Deere shares traded mostly sideways between January and September, with the exception of massive sell-offs in May and August – two months that saw an escalation in trade tensions between the United States and China. The stock started to hit new highs in 2019 in early October, but retraced this month, providing a ‘buy down’ trading opportunity close to support from the July high and the simple moving average (SMA) 50 days. Consider placing an initial stop-loss order below the November 20 low of $ 169.74 and increasing it below each successive swing low to let profits run.
Lindsay Corporation (LNN)
Lindsay Corporation (LNN), based in Omaha, Nebraska, manufactures and distributes agricultural irrigation equipment and international water efficiency solutions. It also provides road infrastructure products and services. The $ 944.99 million company made a surprise profit of 54% for the fiscal fourth quarter, with its earnings improving 28.5% on an annual basis. Robust sales of zipper systems within the company’s infrastructure unit contributed to the positive result. However, total revenue was down 17.3% from the quarter of last year, affected by a 28% sales decline in the company’s irrigation segment caused by divestitures of activities. As of November 22, 2019, Lindsay stock was issuing a dividend of 1.42% and had fallen 7.69% for the year.

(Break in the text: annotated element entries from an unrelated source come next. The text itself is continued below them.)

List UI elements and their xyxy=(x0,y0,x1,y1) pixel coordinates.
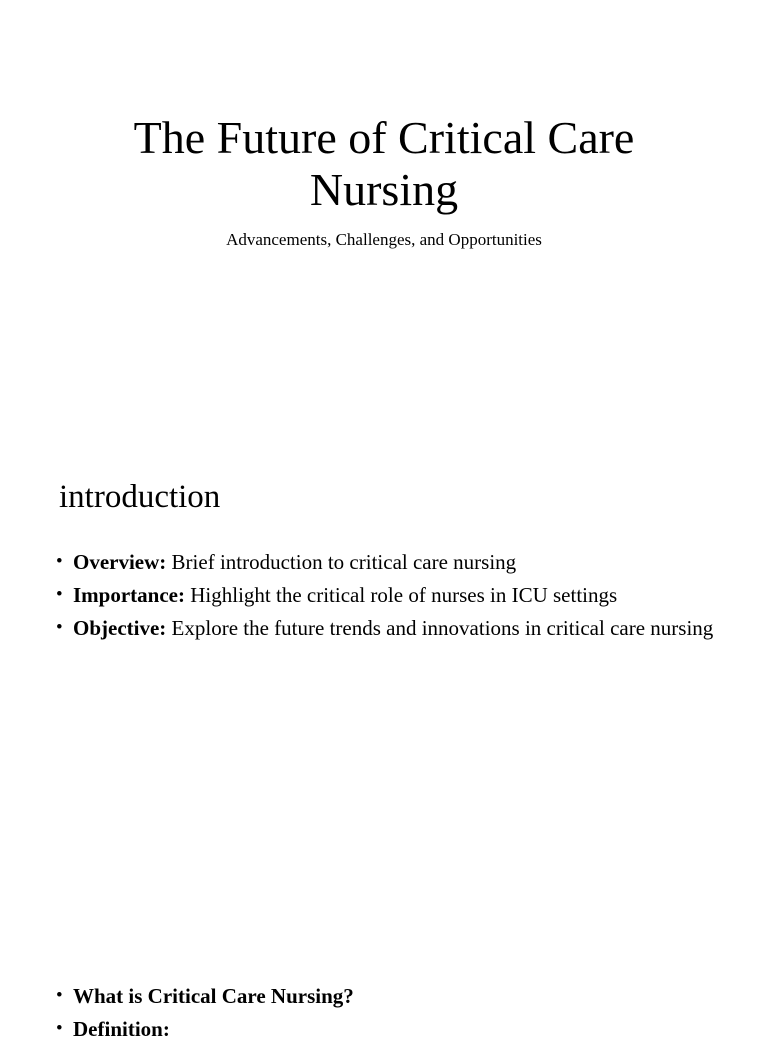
bullet-list xyxy=(56,984,716,1050)
bullet-icon: • xyxy=(56,551,63,572)
introduction-slide xyxy=(0,440,768,960)
bullet-icon: • xyxy=(56,1018,63,1039)
bullet-text: Brief introduction to critical care nursing xyxy=(166,550,517,574)
bullet-icon: • xyxy=(56,985,63,1006)
bullet-key: Objective: xyxy=(73,616,167,640)
title-slide xyxy=(0,0,768,440)
section-heading: introduction xyxy=(59,479,221,515)
presentation-subtitle: Advancements, Challenges, and Opportunities xyxy=(226,230,542,249)
bullet-item-overview xyxy=(56,550,716,574)
bullet-item-definition xyxy=(56,1017,716,1041)
bullet-icon: • xyxy=(56,584,63,605)
bullet-icon: • xyxy=(56,617,63,638)
bullet-item-importance xyxy=(56,583,716,607)
bullet-text: Explore the future trends and innovations in critical care nursing xyxy=(166,616,714,640)
bullet-key: Importance: xyxy=(73,583,185,607)
bullet-key: Overview: xyxy=(73,550,167,574)
definition-slide xyxy=(0,960,768,1041)
bullet-item-objective xyxy=(56,616,716,640)
bullet-key: What is Critical Care Nursing? xyxy=(73,984,354,1008)
bullet-text: Highlight the critical role of nurses in ICU settings xyxy=(184,583,618,607)
bullet-item-what-is xyxy=(56,984,716,1008)
bullet-list xyxy=(56,550,716,649)
bullet-key: Definition: xyxy=(73,1017,170,1041)
presentation-title: The Future of Critical Care Nursing xyxy=(133,112,635,215)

The company’s stock price has so far remained in a limited range throughout 2019. A sign that the bulls may be preparing to take control of the stock, the 50-day SMA has passed. the 200-day SMA in September to generate a “gold cross” – a closely watched technical signal that usually indicates the start of a new uptrend. November’s pullback to a crucial support area between $ 86 and $ 88 provides a suitable entry point for swing traders who wish to return to resistance above $ 97. Consider placing a stop loss order around $ 84 to limit downside risk.
CNH Industrial SA (CNHI)
With a market value of $ 14.61 billion, CNH Industrial NV (CNHI) manufactures, markets and finances agricultural equipment, construction equipment and commercial vehicles around the world. The machinery maker posted third quarter profit of 16 cents per share, although revenue of $ 6.36 billion for the period was down 4.9% from the September 2018 quarter due to poor performance in the company’s agricultural equipment and construction equipment segments, which saw YOY sales decline 7.2% and 8.5%, respectively. From a valuation perspective, the stock is trading at an attractive forward price / earnings (forward P / E) ratio of nearly 12, well below its five-year average of 16.67. As of November 22, 2019, CNH Industrial shares are returning 1.86% and have achieved a year-to-date gain of 19.56%.

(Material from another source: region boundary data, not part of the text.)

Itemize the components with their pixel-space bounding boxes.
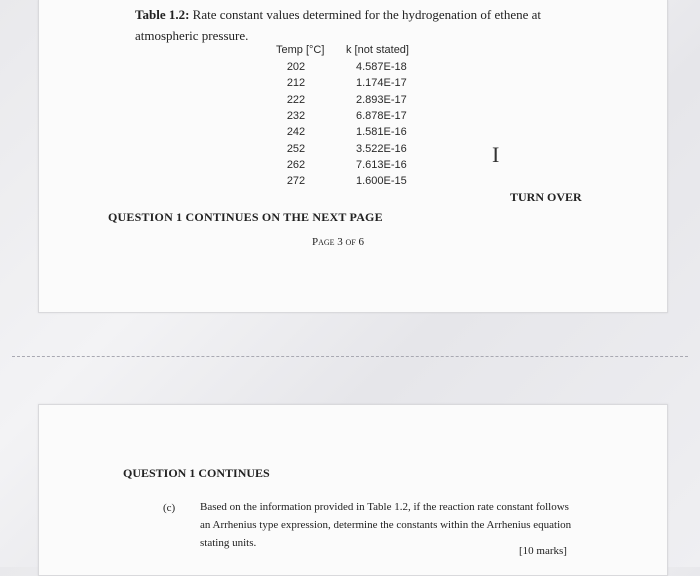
table-caption [135, 4, 605, 46]
table-cell-k: 1.600E-15 [356, 175, 407, 188]
table-cell-k: 6.878E-17 [356, 109, 407, 122]
text-cursor-icon: I [492, 142, 500, 167]
turn-over-label: TURN OVER [510, 190, 582, 204]
table-header-temp: Temp [°C] [276, 44, 325, 56]
table-cell-temp: 222 [286, 93, 306, 106]
table-cell-temp: 262 [286, 158, 306, 171]
table-cell-k: 4.587E-18 [356, 61, 407, 73]
page-separator [12, 356, 688, 357]
question-part-label: (c) [163, 502, 176, 514]
table-caption-text: Rate constant values determined for the hydrogenation of ethene at atmospheric pressure. [135, 7, 542, 43]
question-continues-next-page: QUESTION 1 CONTINUES ON THE NEXT PAGE [108, 210, 383, 224]
page-number: Page 3 of 6 [312, 236, 365, 248]
table-cell-k: 2.893E-17 [356, 93, 407, 106]
table-cell-k: 7.613E-16 [356, 158, 407, 171]
table-cell-k: 3.522E-16 [356, 142, 407, 155]
question-part-text: Based on the information provided in Table 1.2, if the reaction rate constant follows an Arrhenius type expression, determine the constants within the Arrhenius equation stating units. [200, 501, 572, 549]
table-cell-temp: 232 [286, 109, 306, 122]
table-header-k: k [not stated] [346, 44, 409, 56]
question-continues-heading: QUESTION 1 CONTINUES [123, 466, 270, 480]
rate-constant-table [276, 44, 436, 194]
question-marks: [10 marks] [519, 545, 567, 557]
table-cell-temp: 252 [286, 142, 306, 155]
table-cell-k: 1.174E-17 [356, 77, 407, 90]
table-cell-temp: 242 [286, 126, 306, 139]
table-cell-temp: 212 [286, 77, 306, 90]
table-cell-k: 1.581E-16 [356, 126, 407, 139]
table-cell-temp: 272 [286, 175, 306, 188]
table-caption-label: Table 1.2: [135, 7, 190, 22]
table-cell-temp: 202 [286, 61, 306, 73]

Like the two stocks above, the company’s stock has fluctuated this year. More recently, the price has returned to the $ 10.75 level, where it finds a confluence of support from a three-month trendline, the July high and the 50-day SMA. Those who buy here should set a profit target between $ 12 and $ 12.50 – an area where the stock can encounter significant horizontal resistance. Protect yourself on the downside by reducing losses if the price does not hold above $ 10.50.